Drugs not listed on the formulary may be covered if WHA approves an exception request. To submit an exception request, please contact your Participating Provider. Your Participating Provider will need to submit a prior authorization request on your behalf for the drug you are seeking a formulary exception. When there is an exceptions request, there are timelines that must be met to resolve the issue and there is an appeal process available to the member.

Formulary/Preferred Drug List

WHA uses a Preferred Drug List and a Four-Tier Copayment Plan. The four tiers are

  1. Tier 1 – Preferred generic and certain preferred brand-name medications
  2. Tier 2 – Preferred brand name and certain non-preferred generic medications
  3. Tier 3 – Non-preferred (generic or brand) medications
  4. Tier 4 – Specialty Medications, drugs that require special training or clinical monitoring, and drugs that cost more than $600 per month

Preferred Generic Medications are covered at the lowest Copayment level. Preferred Brand Name Medications are provided at the second Copayment level. Non-preferred drugs are covered at the third tier Copayment level. Specialty Medications are covered at a percentage copayment basis (refer to your Copayment Summary for details).

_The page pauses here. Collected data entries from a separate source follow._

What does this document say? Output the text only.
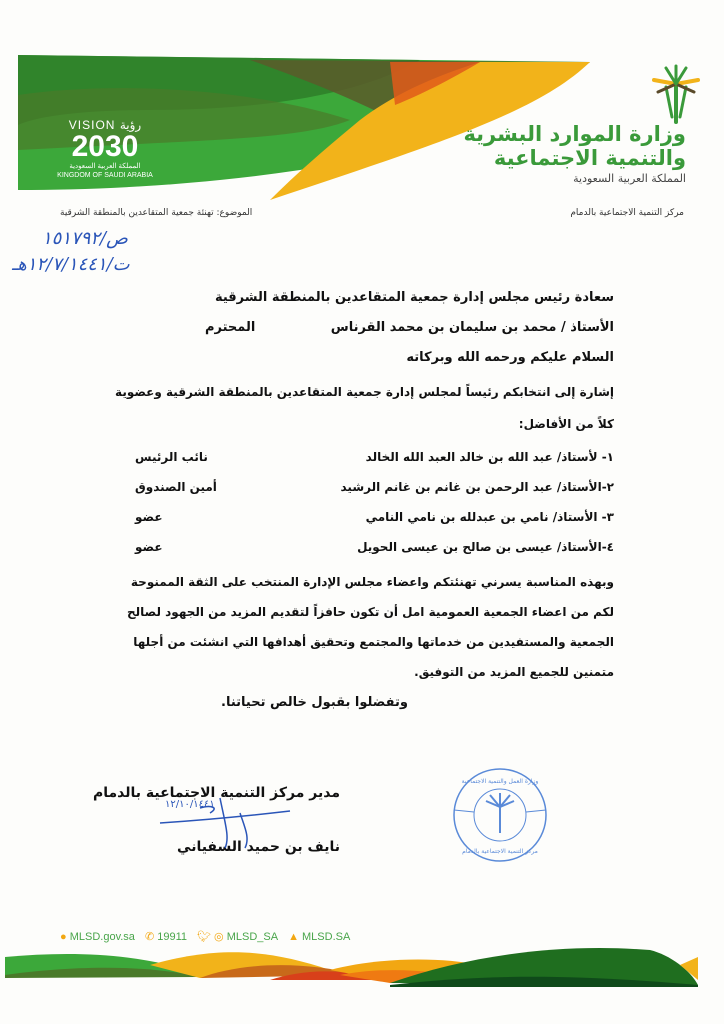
VISION رؤية
2030
المملكة العربية السعودية
KINGDOM OF SAUDI ARABIA
وزارة الموارد البشرية
والتنمية الاجتماعية
المملكة العربية السعودية
مركز التنمية الاجتماعية بالدمام
الموضوع: تهنئة جمعية المتقاعدين بالمنطقة الشرقية
ص/١٥١٧٩٢
ت/١٢/٧/١٤٤١هـ
سعادة رئيس مجلس إدارة جمعية المتقاعدين بالمنطقة الشرقية
الأستاذ / محمد بن سليمان بن محمد القرناس
المحترم
السلام عليكم ورحمه الله وبركاته
إشارة إلى انتخابكم رئيساً لمجلس إدارة جمعية المتقاعدين بالمنطقة الشرقية وعضوية
كلاً من الأفاضل:
١- لأستاذ/ عبد الله بن خالد العبد الله الخالد
نائب الرئيس
٢-الأستاذ/ عبد الرحمن بن غانم بن غانم الرشيد
أمين الصندوق
٣- الأستاذ/ نامي بن عبدلله بن نامي النامي
عضو
٤-الأستاذ/ عيسى بن صالح بن عيسى الحويل
عضو
وبهذه المناسبة يسرني تهنئتكم واعضاء مجلس الإدارة المنتخب على الثقة الممنوحة
لكم من اعضاء الجمعية العمومية امل أن تكون حافزاً لتقديم المزيد من الجهود لصالح
الجمعية والمستفيدين من خدماتها والمجتمع وتحقيق أهدافها التي انشئت من أجلها
متمنين للجميع المزيد من التوفيق.
وتفضلوا بقبول خالص تحياتنا.
مدير مركز التنمية الاجتماعية بالدمام
١٢/١٠/١٤٤١
نايف بن حميد السفياني
وزارة العمل والتنمية الاجتماعية
مركز التنمية الاجتماعية بالدمام
● MLSD.gov.sa ✆ 19911 🐦︎ ◎ MLSD_SA ▲ MLSD.SA
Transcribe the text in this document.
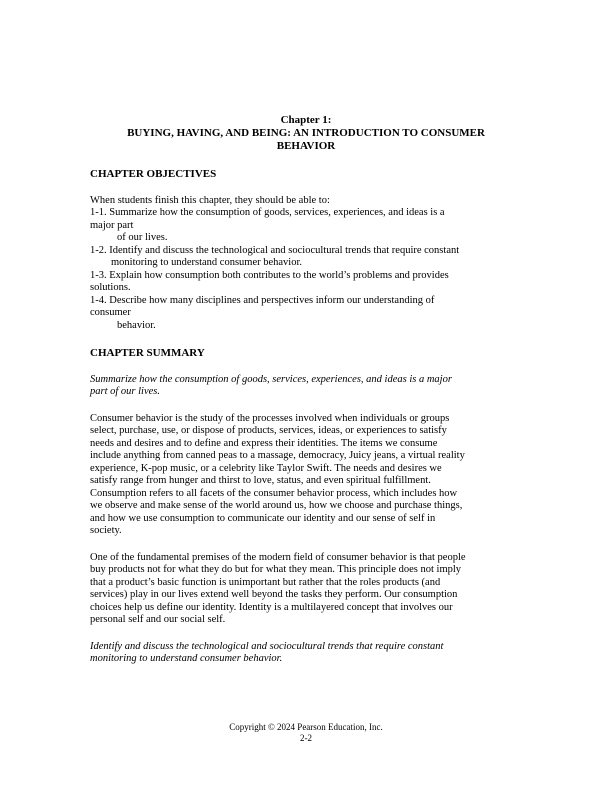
Chapter 1:
BUYING, HAVING, AND BEING: AN INTRODUCTION TO CONSUMER
BEHAVIOR
CHAPTER OBJECTIVES
When students finish this chapter, they should be able to:
1-1. Summarize how the consumption of goods, services, experiences, and ideas is a
major part
of our lives.
1-2. Identify and discuss the technological and sociocultural trends that require constant
monitoring to understand consumer behavior.
1-3. Explain how consumption both contributes to the world’s problems and provides
solutions.
1-4. Describe how many disciplines and perspectives inform our understanding of
consumer
behavior.
CHAPTER SUMMARY
Summarize how the consumption of goods, services, experiences, and ideas is a major
part of our lives.
Consumer behavior is the study of the processes involved when individuals or groups
select, purchase, use, or dispose of products, services, ideas, or experiences to satisfy
needs and desires and to define and express their identities. The items we consume
include anything from canned peas to a massage, democracy, Juicy jeans, a virtual reality
experience, K-pop music, or a celebrity like Taylor Swift. The needs and desires we
satisfy range from hunger and thirst to love, status, and even spiritual fulfillment.
Consumption refers to all facets of the consumer behavior process, which includes how
we observe and make sense of the world around us, how we choose and purchase things,
and how we use consumption to communicate our identity and our sense of self in
society.
One of the fundamental premises of the modern field of consumer behavior is that people
buy products not for what they do but for what they mean. This principle does not imply
that a product’s basic function is unimportant but rather that the roles products (and
services) play in our lives extend well beyond the tasks they perform. Our consumption
choices help us define our identity. Identity is a multilayered concept that involves our
personal self and our social self.
Identify and discuss the technological and sociocultural trends that require constant
monitoring to understand consumer behavior.
Copyright © 2024 Pearson Education, Inc.
2-2
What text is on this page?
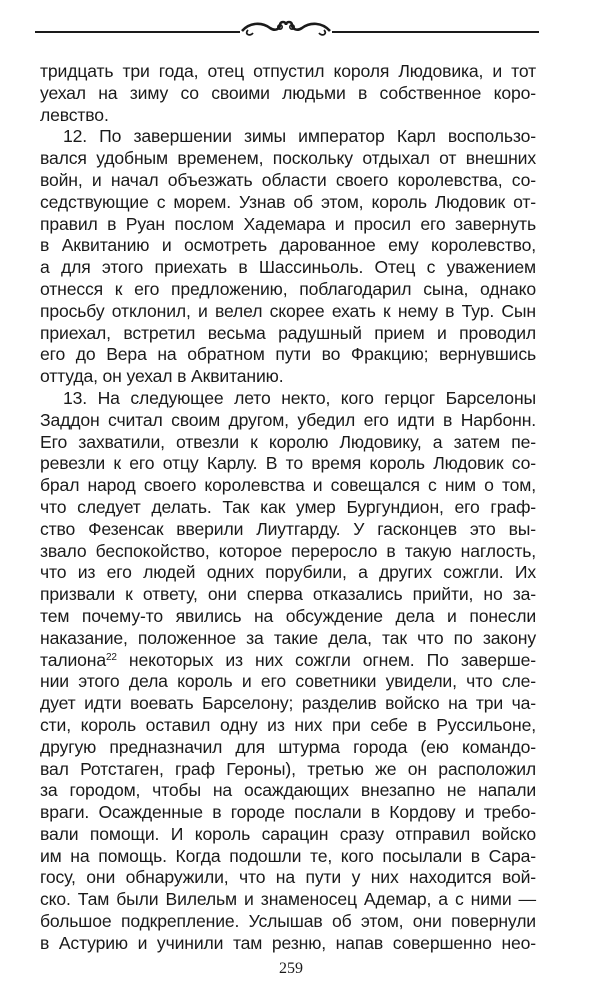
тридцать три года, отец отпустил короля Людовика, и тот
уехал на зиму со своими людьми в собственное коро-
левство.
12. По завершении зимы император Карл воспользо-
вался удобным временем, поскольку отдыхал от внешних
войн, и начал объезжать области своего королевства, со-
седствующие с морем. Узнав об этом, король Людовик от-
правил в Руан послом Хадемара и просил его завернуть
в Аквитанию и осмотреть дарованное ему королевство,
а для этого приехать в Шассиньоль. Отец с уважением
отнесся к его предложению, поблагодарил сына, однако
просьбу отклонил, и велел скорее ехать к нему в Тур. Сын
приехал, встретил весьма радушный прием и проводил
его до Вера на обратном пути во Фракцию; вернувшись
оттуда, он уехал в Аквитанию.
13. На следующее лето некто, кого герцог Барселоны
Заддон считал своим другом, убедил его идти в Нарбонн.
Его захватили, отвезли к королю Людовику, а затем пе-
ревезли к его отцу Карлу. В то время король Людовик со-
брал народ своего королевства и совещался с ним о том,
что следует делать. Так как умер Бургундион, его граф-
ство Фезенсак вверили Лиутгарду. У гасконцев это вы-
звало беспокойство, которое переросло в такую наглость,
что из его людей одних порубили, а других сожгли. Их
призвали к ответу, они сперва отказались прийти, но за-
тем почему-то явились на обсуждение дела и понесли
наказание, положенное за такие дела, так что по закону
талиона$^{22}$ некоторых из них сожгли огнем. По заверше-
нии этого дела король и его советники увидели, что сле-
дует идти воевать Барселону; разделив войско на три ча-
сти, король оставил одну из них при себе в Руссильоне,
другую предназначил для штурма города (ею командо-
вал Ротстаген, граф Героны), третью же он расположил
за городом, чтобы на осаждающих внезапно не напали
враги. Осажденные в городе послали в Кордову и требо-
вали помощи. И король сарацин сразу отправил войско
им на помощь. Когда подошли те, кого посылали в Сара-
госу, они обнаружили, что на пути у них находится вой-
ско. Там были Вилельм и знаменосец Адемар, а с ними —
большое подкрепление. Услышав об этом, они повернули
в Астурию и учинили там резню, напав совершенно нео-
259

There are a number of drugs, regardless of tier level that may require Prior Authorization to ensure appropriate use based on criteria set by the Pharmacy and Therapeutics (P&T) Committee. Please note that a drug’s presence on the WHA PDL does not guarantee that the Member’s Physician will prescribe the drug.

Drugs are evaluated regularly, to determine the additions to and possible deletions from the PDL, and to ensure rational and cost-effective use of pharmaceutical agents, through the P&T Committee, which meets every month. Physicians may request that the P&T Committee consider adding specific medications to the PDL. The Committee reviews all medications for the efficacy, quality, safety, similar alternatives, and cost of the drug in determining the inclusion in the PDL.

Biologics/Biosimilars

Biologics are medications made from natural and living sources like animal or plant cells. 
A biosimilar is a medication that is highly similar to a biologic already approved by FDA – the original biologic (also called the reference product). Biosimilar drugs work as well as the original biologic. They are both approved by the U.S. Food and Drug Administration (FDA), have the same treatment benefits and same possible side effects. Biosimilars may be available at a lower cost than the original biologics. If you do not switch to a preferred biosimilar, you may pay the full cost of the biologic for any refills.

COVID-19 Products

WHA covers COVID-19 vaccinations with no cost-sharing when provided at a Participating Pharmacy or through a Participating Provider. COVID-19 medications are covered with no cost-sharing when obtained through a Participating Pharmacy or Participating Provider. WHA will reimburse members for the cost of up to eight (8) FDA-approved at-home COVID-19 test kits per month at a maximum reimbursement of $12 per kit (including tax and shipping if applicable) when obtained at a Participating Pharmacy.

Continuity Drugs

If WHA moves to exclude a drug that was previously covered and provided to a member, WHA will continue to provide the drug as long as it was previously approved by WHA and continues to be prescribed by the prescribing provider, and the drug is appropriately prescribed and is safe and effective for the member’s medical condition, as required by law.

Investigational Drugs

Medications that are experimental or investigational are excluded, except for life-threatening or seriously debilitating conditions and cancer clinical trials.